My friend, Beagle Lily, is a good companion for a day like today. She's Window Monitor and keeps watch of any and all activity - cars in the distance, squirrels, cardinals and cats alike. She dozes and wakes with a start if she suspects she may have missed something. The only thing that distracts her (oh, there she goes!), is the sound of breakfast being made.
Which brings me to Michael, the man with a plan. He's the only one under this roof with a daily regimen. Exercise first, run, shower, breakfast, read, paint. You can count on it. He's a living example of doing a little bit everyday and having it add up. War & Peace has taken months but he's nearly through. And the paintings? Slow going but there's always something happening. Changes, however incremental, can always be found.

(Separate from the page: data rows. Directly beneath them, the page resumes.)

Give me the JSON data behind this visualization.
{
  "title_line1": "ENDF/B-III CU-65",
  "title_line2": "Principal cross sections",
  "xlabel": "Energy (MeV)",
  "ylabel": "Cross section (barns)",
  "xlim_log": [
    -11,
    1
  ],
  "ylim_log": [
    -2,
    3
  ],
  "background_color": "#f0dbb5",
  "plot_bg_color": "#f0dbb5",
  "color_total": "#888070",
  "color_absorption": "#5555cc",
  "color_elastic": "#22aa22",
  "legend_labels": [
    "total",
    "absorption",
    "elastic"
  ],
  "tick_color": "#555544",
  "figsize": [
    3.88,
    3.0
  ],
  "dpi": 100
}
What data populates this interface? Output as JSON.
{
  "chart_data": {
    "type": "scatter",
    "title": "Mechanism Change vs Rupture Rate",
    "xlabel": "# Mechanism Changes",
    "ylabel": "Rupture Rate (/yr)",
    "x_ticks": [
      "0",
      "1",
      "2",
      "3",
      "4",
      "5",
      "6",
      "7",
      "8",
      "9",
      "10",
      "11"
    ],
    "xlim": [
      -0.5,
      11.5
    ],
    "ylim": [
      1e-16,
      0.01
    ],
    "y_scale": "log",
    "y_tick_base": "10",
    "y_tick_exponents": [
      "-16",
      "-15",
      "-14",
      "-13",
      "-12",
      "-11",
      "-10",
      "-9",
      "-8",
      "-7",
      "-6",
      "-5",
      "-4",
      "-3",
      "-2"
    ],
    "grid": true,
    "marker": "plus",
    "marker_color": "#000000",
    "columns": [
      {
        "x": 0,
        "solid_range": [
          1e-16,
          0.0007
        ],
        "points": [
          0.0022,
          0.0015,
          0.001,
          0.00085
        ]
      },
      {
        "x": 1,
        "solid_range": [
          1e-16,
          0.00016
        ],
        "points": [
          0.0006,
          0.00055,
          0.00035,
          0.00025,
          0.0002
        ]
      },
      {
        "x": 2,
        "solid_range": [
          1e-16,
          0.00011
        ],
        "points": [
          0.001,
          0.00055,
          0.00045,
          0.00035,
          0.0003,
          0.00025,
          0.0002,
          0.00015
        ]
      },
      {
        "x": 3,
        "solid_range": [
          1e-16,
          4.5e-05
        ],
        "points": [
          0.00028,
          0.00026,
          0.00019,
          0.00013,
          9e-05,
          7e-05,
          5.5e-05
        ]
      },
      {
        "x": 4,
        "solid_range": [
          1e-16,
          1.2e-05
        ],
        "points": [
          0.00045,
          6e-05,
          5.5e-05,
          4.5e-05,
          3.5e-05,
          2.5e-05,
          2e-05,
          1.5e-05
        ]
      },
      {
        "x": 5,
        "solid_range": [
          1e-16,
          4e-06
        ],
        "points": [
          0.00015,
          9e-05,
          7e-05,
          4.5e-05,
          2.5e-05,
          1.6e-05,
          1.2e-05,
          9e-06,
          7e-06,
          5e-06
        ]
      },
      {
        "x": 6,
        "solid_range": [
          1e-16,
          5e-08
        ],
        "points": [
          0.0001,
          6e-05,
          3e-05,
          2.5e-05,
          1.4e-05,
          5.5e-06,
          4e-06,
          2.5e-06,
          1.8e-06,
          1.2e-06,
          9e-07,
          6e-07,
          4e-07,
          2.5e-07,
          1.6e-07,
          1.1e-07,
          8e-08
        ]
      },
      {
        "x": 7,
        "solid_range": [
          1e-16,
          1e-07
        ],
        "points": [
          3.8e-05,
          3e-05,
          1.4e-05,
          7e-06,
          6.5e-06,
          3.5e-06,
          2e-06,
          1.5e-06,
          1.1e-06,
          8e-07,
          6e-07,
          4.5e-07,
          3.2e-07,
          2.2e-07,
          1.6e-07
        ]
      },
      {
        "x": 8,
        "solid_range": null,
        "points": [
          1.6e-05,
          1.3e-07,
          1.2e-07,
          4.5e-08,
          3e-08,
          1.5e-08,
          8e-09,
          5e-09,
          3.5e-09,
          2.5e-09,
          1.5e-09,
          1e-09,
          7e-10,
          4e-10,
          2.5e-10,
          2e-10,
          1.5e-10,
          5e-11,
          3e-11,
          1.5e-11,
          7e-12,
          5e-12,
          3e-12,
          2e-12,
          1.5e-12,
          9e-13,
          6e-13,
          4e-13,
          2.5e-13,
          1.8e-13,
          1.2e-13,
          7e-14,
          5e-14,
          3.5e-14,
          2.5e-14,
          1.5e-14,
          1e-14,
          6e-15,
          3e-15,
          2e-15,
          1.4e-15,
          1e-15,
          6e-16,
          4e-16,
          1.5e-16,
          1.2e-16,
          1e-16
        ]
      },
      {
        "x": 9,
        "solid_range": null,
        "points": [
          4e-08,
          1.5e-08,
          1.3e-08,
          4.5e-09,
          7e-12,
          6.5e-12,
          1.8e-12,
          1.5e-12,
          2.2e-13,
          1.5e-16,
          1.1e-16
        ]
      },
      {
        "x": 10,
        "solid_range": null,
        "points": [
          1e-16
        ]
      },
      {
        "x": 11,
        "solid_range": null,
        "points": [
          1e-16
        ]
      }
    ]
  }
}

I tell him he is my teacher and it's true. He is living proof that slow and steady pays off. I move forward in fits and spurts and have little to show for my sporadic efforts. I can be distracted, then intense, then exhausted. Blame it on hormones, I say. Perimenopause be damned!
We're just as different as can be, that's what it really amounts to. I'm sitting in my office with the space heater, he is in the kitchen under the whirling ceiling fan. It is the classic example of "opposites attract". We hold common values but approach the rhythms of life very differently. You have to have some common ground, for a marriage to work; you can't be wholly different, in my view. I say this because I feel wholly different from my family and have little desire to cultivate stronger bonds with them. I turn away from them but that is a different post. That is a post that I wish so badly to write about and feel I am geting closer to writing about but I've yet to summon up the courage.
I'm going to follow Michael's lead and post a little bit everyday and the courage to write more deeply, more truly will follow.